4.1.2- Des consignes de dessin plus restreintes

Ce protocole visait à étudier en continu, tout au long de la phase d’approche d’intersection, l’activité du processus de catégorisation de la situation de conduite (indices pris en compte, raisonnement mis en œuvre), ainsi que l’évolution dynamique de la représentation mentale que se fait le conducteur de la situation. La méthodologie mise en œuvre se déroulait en plusieurs étapes, alliait dessins et catégorisation de photographies.

  • le film commençait par une image gelée, durant laquelle le sujet dessinait, tout en commentant, ce qu’il observait de la scène routière présentée.
  • Le film était relancé et le sujet avait pour consigne d’arrêter la vidéo à l’aide d’une télécommande dès qu’il avait détecté des indices lui laissant présager l’approche d’une intersection. Le sujet devait alors dessiner, de mémoire, sans regarder l’écran, la scène à l’écran.
  • Le film était à nouveau relancé et le sujet devait à nouveau l’arrêter lorsqu’il avait une idée précise de l’intersection sur laquelle il arrivait, ainsi que sur les événements qui se passaient et sur le comportement à adopter. Après cette nouvelle interruption, le sujet dessinait à nouveau, sans regarder l’écran, la scène routière tout en précisant les nouveaux éléments qu’il avait analysés afin de préciser sa vision du monde. Cette étape pouvait être renouvelée autant de fois que le sujet souhaitait interrompre le film.
  • Après l’écran noir de clôture de la séquence, le sujet était à nouveau invité à dessiner, de mémoire, la dernière scène routière qu’il venait de voir.
  • Enfin, lorsque toutes les séquences ont été visionnées, les sujets avaient pour consigne de classer 30 photographies extraites du film expérimental (scènes finales ou intersections intermédiaires) tout en décrivant les catégories identifiées et les critères de partition.

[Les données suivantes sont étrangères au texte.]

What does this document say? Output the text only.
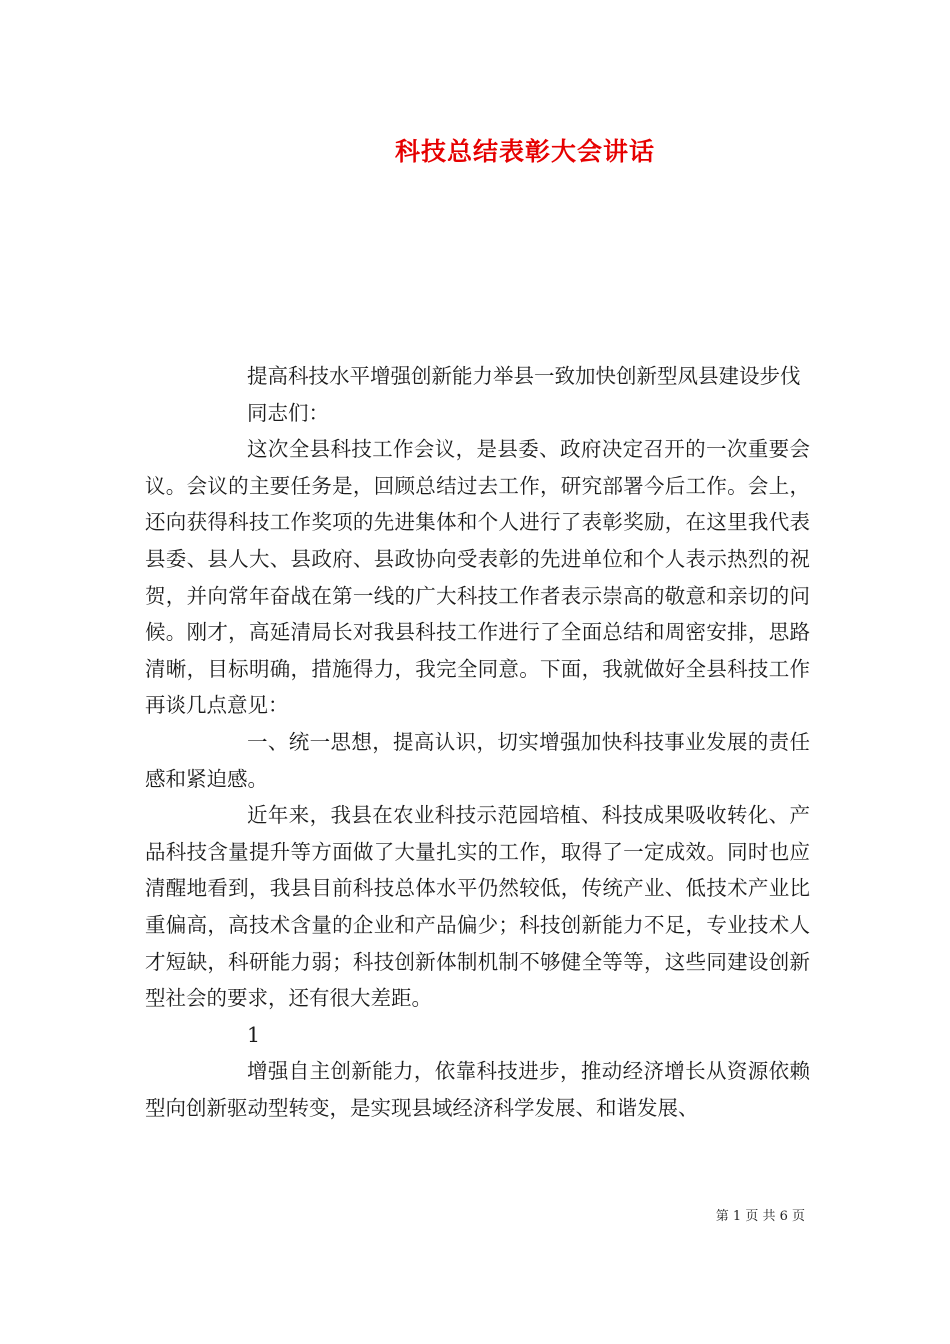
科技总结表彰大会讲话

提高科技水平增强创新能力举县一致加快创新型凤县建设步伐

同志们：

这次全县科技工作会议，是县委、政府决定召开的一次重要会议。会议的主要任务是，回顾总结过去工作，研究部署今后工作。会上，还向获得科技工作奖项的先进集体和个人进行了表彰奖励，在这里我代表县委、县人大、县政府、县政协向受表彰的先进单位和个人表示热烈的祝贺，并向常年奋战在第一线的广大科技工作者表示崇高的敬意和亲切的问候。刚才，高延清局长对我县科技工作进行了全面总结和周密安排，思路清晰，目标明确，措施得力，我完全同意。下面，我就做好全县科技工作再谈几点意见：

一、统一思想，提高认识，切实增强加快科技事业发展的责任感和紧迫感。

近年来，我县在农业科技示范园培植、科技成果吸收转化、产品科技含量提升等方面做了大量扎实的工作，取得了一定成效。同时也应清醒地看到，我县目前科技总体水平仍然较低，传统产业、低技术产业比重偏高，高技术含量的企业和产品偏少；科技创新能力不足，专业技术人才短缺，科研能力弱；科技创新体制机制不够健全等等，这些同建设创新型社会的要求，还有很大差距。

1

增强自主创新能力，依靠科技进步，推动经济增长从资源依赖型向创新驱动型转变，是实现县域经济科学发展、和谐发展、

第 1 页 共 6 页
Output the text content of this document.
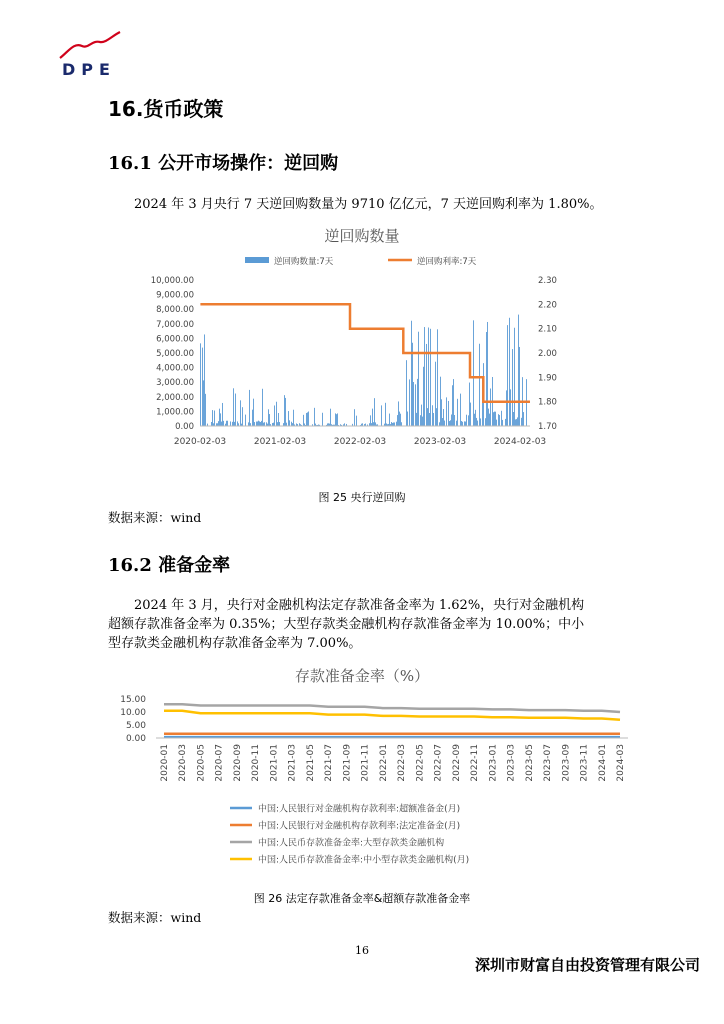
DPE
16.货币政策
16.1 公开市场操作：逆回购
2024 年 3 月央行 7 天逆回购数量为 9710 亿亿元，7 天逆回购利率为 1.80%。
逆回购数量
逆回购数量:7天	逆回购利率:7天
10,000.00
9,000.00
8,000.00
7,000.00
6,000.00
5,000.00
4,000.00
3,000.00
2,000.00
1,000.00
0.00
2.30
2.20
2.10
2.00
1.90
1.80
1.70
2020-02-03	2021-02-03	2022-02-03	2023-02-03	2024-02-03
图 25 央行逆回购
数据来源：wind
16.2 准备金率
2024 年 3 月，央行对金融机构法定存款准备金率为 1.62%，央行对金融机构
超额存款准备金率为 0.35%；大型存款类金融机构存款准备金率为 10.00%；中小
型存款类金融机构存款准备金率为 7.00%。
存款准备金率（%）
15.00
10.00
5.00
0.00
2020-01 2020-03 2020-05 2020-07 2020-09 2020-11 2021-01 2021-03 2021-05 2021-07 2021-09 2021-11 2022-01 2022-03 2022-05 2022-07 2022-09 2022-11 2023-01 2023-03 2023-05 2023-07 2023-09 2023-11 2024-01 2024-03
中国:人民银行对金融机构存款利率:超额准备金(月)
中国:人民银行对金融机构存款利率:法定准备金(月)
中国:人民币存款准备金率:大型存款类金融机构
中国:人民币存款准备金率:中小型存款类金融机构(月)
图 26 法定存款准备金率&超额存款准备金率
数据来源：wind
16
深圳市财富自由投资管理有限公司
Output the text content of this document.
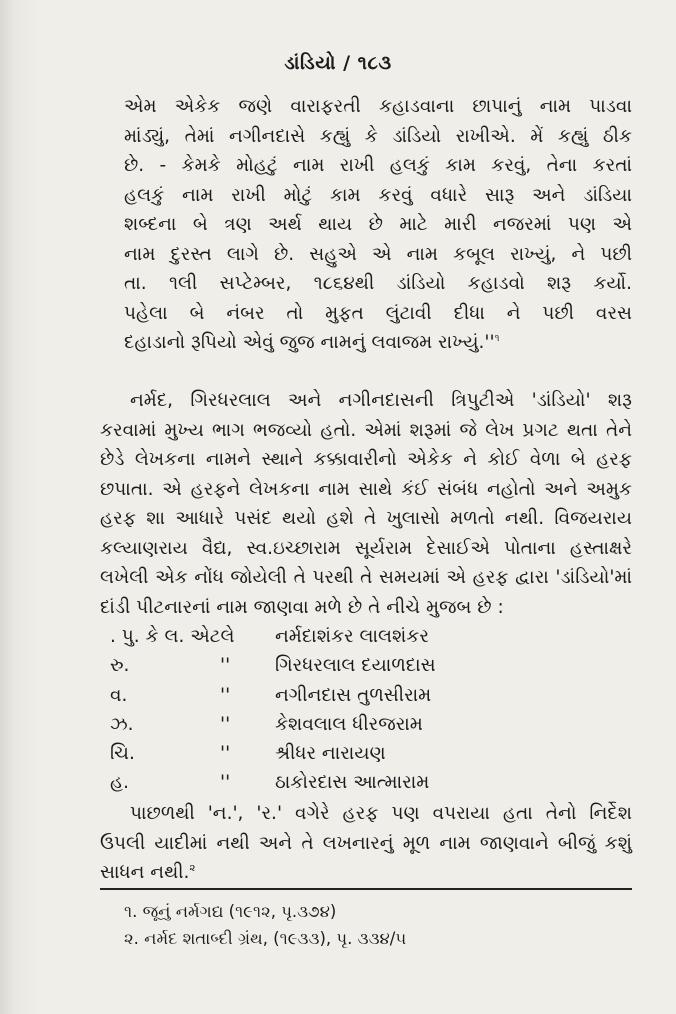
ડાંડિયો / ૧૮૩
એમ એકેક જણે વારાફરતી કહાડવાના છાપાનું નામ પાડવા
માંડ્યું, તેમાં નગીનદાસે કહ્યું કે ડાંડિયો રાખીએ. મેં કહ્યું ઠીક
છે. - કેમકે મોહટું નામ રાખી હલકું કામ કરવું, તેના કરતાં
હલકું નામ રાખી મોટું કામ કરવું વધારે સારૂ અને ડાંડિયા
શબ્દના બે ત્રણ અર્થ થાય છે માટે મારી નજરમાં પણ એ
નામ દુરસ્ત લાગે છે. સહુએ એ નામ કબૂલ રાખ્યું, ને પછી
તા. ૧લી સપ્ટેમ્બર, ૧૮૬૪થી ડાંડિયો કહાડવો શરૂ કર્યો.
પહેલા બે નંબર તો મુફત લુંટાવી દીધા ને પછી વરસ
દહાડાનો રૂપિયો એવું જુજ નામનું લવાજમ $રાખ્યું.''^૧$
નર્મદ, ગિરધરલાલ અને નગીનદાસની ત્રિપુટીએ 'ડાંડિયો' શરૂ
કરવામાં મુખ્ય ભાગ ભજવ્યો હતો. એમાં શરૂમાં જે લેખ પ્રગટ થતા તેને
છેડે લેખકના નામને સ્થાને કક્કાવારીનો એકેક ને કોઈ વેળા બે હરફ
છપાતા. એ હરફને લેખકના નામ સાથે કંઈ સંબંધ નહોતો અને અમુક
હરફ શા આધારે પસંદ થયો હશે તે ખુલાસો મળતો નથી. વિજયરાય
કલ્યાણરાય વૈદ્ય, સ્વ.ઇચ્છારામ સૂર્યરામ દેસાઈએ પોતાના હસ્તાક્ષરે
લખેલી એક નોંધ જોયેલી તે પરથી તે સમયમાં એ હરફ દ્વારા 'ડાંડિયો'માં
દાંડી પીટનારનાં નામ જાણવા મળે છે તે નીચે મુજબ છે :
. પુ. કે લ. એટલે નર્મદાશંકર લાલશંકર
રુ.	''	ગિરધરલાલ દયાળદાસ
વ.	''	નગીનદાસ તુળસીરામ
ઝ.	''	કેશવલાલ ધીરજરામ
ચિ.	''	શ્રીધર નારાયણ
હ.	''	ઠાકોરદાસ આત્મારામ
પાછળથી 'ન.', 'ર.' વગેરે હરફ પણ વપરાયા હતા તેનો નિર્દેશ
ઉપલી યાદીમાં નથી અને તે લખનારનું મૂળ નામ જાણવાને બીજું કશું
સાધન નથી.$^૨$
૧. જૂનું નર્મગદ્ય (૧૯૧૨, પૃ.૩૭૪)
૨. નર્મદ શતાબ્દી ગ્રંથ, (૧૯૩૩), પૃ. ૩૩૪/૫
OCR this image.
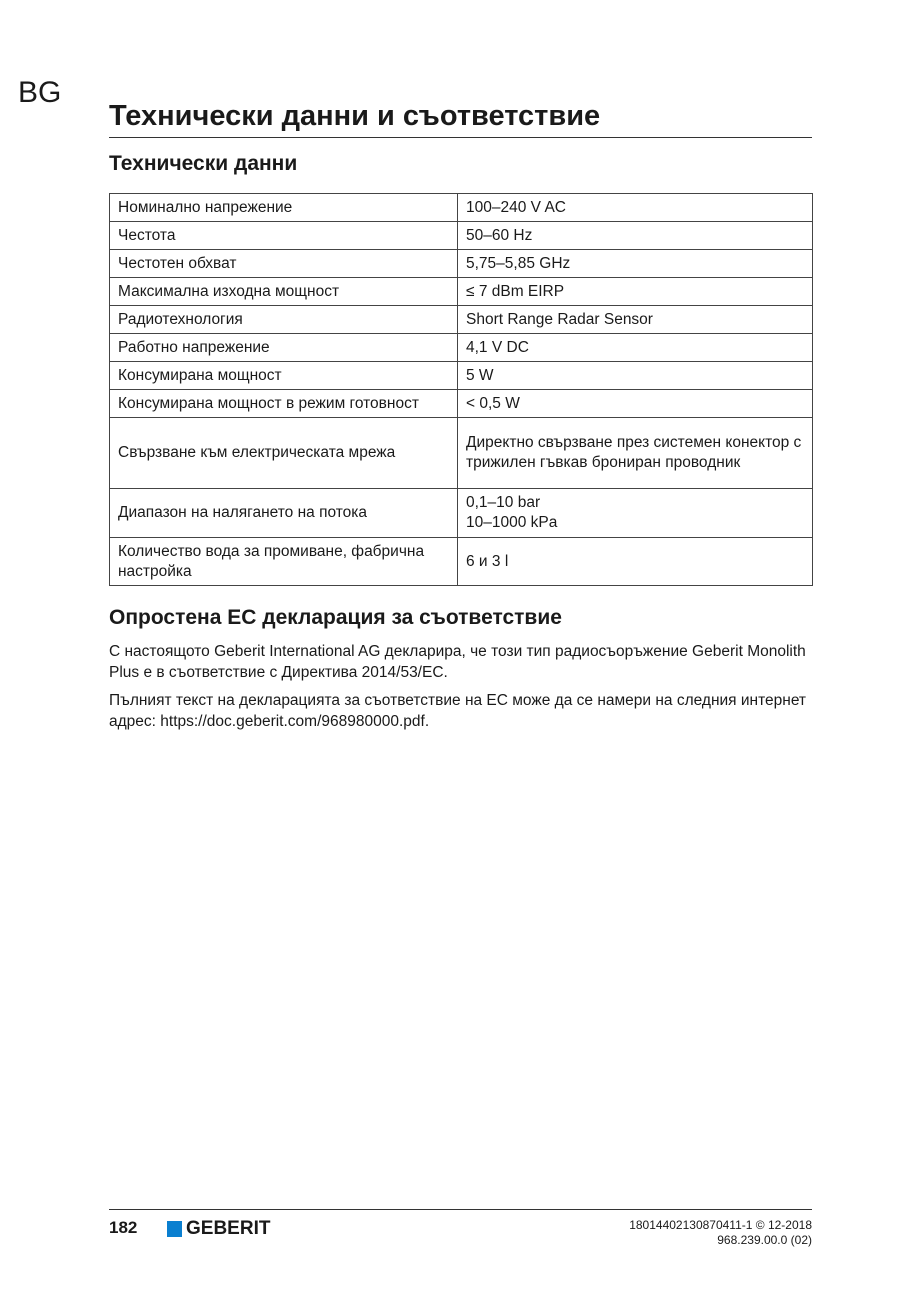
BG
Технически данни и съответствие
Технически данни
Номинално напрежение	100–240 V AC

Честота	50–60 Hz

Честотен обхват	5,75–5,85 GHz

Максимална изходна мощност	≤ 7 dBm EIRP

Радиотехнология	Short Range Radar Sensor

Работно напрежение	4,1 V DC

Консумирана мощност	5 W

Консумирана мощност в режим готовност	< 0,5 W

Свързване към електрическата мрежа	Директно свързване през системен конектор с трижилен гъвкав брониран проводник

Диапазон на налягането на потока	0,1–10 bar
10–1000 kPa

Количество вода за промиване, фабрична настройка	6 и 3 l
Опростена ЕС декларация за съответствие
С настоящото Geberit International AG декларира, че този тип радиосъоръжение Geberit Monolith Plus е в съответствие с Директива 2014/53/EC.
Пълният текст на декларацията за съответствие на ЕС може да се намери на следния интернет адрес: https://doc.geberit.com/968980000.pdf.
182	GEBERIT	18014402130870411-1 © 12-2018
968.239.00.0 (02)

Cette méthodologie fut utilisée auprès de 10 sujets répartis équitablement en deux groupes : des conducteurs novices et des conducteurs expérimentés. Pour chaque interruption de film l’expérimentateur récupérait : le moment de l’interruption du film (TimeCode), la distance par rapport à l’entrée dans l’intersection (point kilométrique) et une représentation graphique de la scène routière telle que se la représentait le sujet au moment de l’interruption (critères de détection ou de spécification de l’intersection). Les faibles effectifs et l’hétérogénéité des données recueillies (surtout pour le groupe des conducteurs non-expérimentés) n’ont pas permis un traitement statistique des données. Une analyse qualitative avait donc été préférée afin de mettre en évidence des tendances propres à ces deux catégories de conducteurs.

Tout d’abord, les TimeCode mettent en évidence une anticipation plus précoce des conducteurs expérimentés, mais aussi une catégorisation plus efficace et plus rapide. C Fieux précise que dans les cas de succession d’intersections, les conducteurs expérimentés commencent à catégoriser la seconde intersection avant même d’avoir franchi la première. Une seconde différence est mise en évidence par les dessins réalisés au cours de cette expérimentation. En fonction de leur niveau d’expertise les sujets n’utilisent pas les mêmes indices pour catégoriser les intersections. Alors que les conducteurs expérimentés privilégient les indices de type événementiel, les conducteurs non expérimentés se basent plus sur les caractéristiques de l’infrastructure. Ce résultat corrobore les critères choisis par les deux populations afin de catégoriser les photographies. En effet, les catégories des conducteurs expérimentés sont fondées sur des critères fonctionnels (ie se référant à l’action : intersections à feux, intersections où je suis prioritaire et intersections où je ne suis pas prioritaire).En revanche pour les conducteurs non expérimentés la classification s’effectuait selon les indices structuraux (intersections à feux, intersections avec rue à droite ou rue à gauche, et intersection avec rue à droite et rue à gauche).

Le fait que la littérature ait déjà mis en évidence ces deux grandes distinctions conducteurs expérimentés vs non-expérimentés atteste d’une relative bonne valeur écologique à ce protocole expérimental. Ce sont d’une part, les bases de cette expérimentation (l’utilisation de la vidéo) et d’autre part, ces principaux résultats qui ont servi de base à l’élaboration d’OSCAR. Par ailleurs, les difficultés rencontrées par C Fieux ont également été prises en compte. Une fois de plus, la plus grande limite de ce protocole était la difficulté d’analyse des dessins recueillis. L’idée fondatrice d’OSCAR était donc d’arriver à élaborer un protocole où les sujets ne dessineraient pas, mais qui nous permettrait tout de même d’analyser la qualité et le contenu de leur représentation mentale.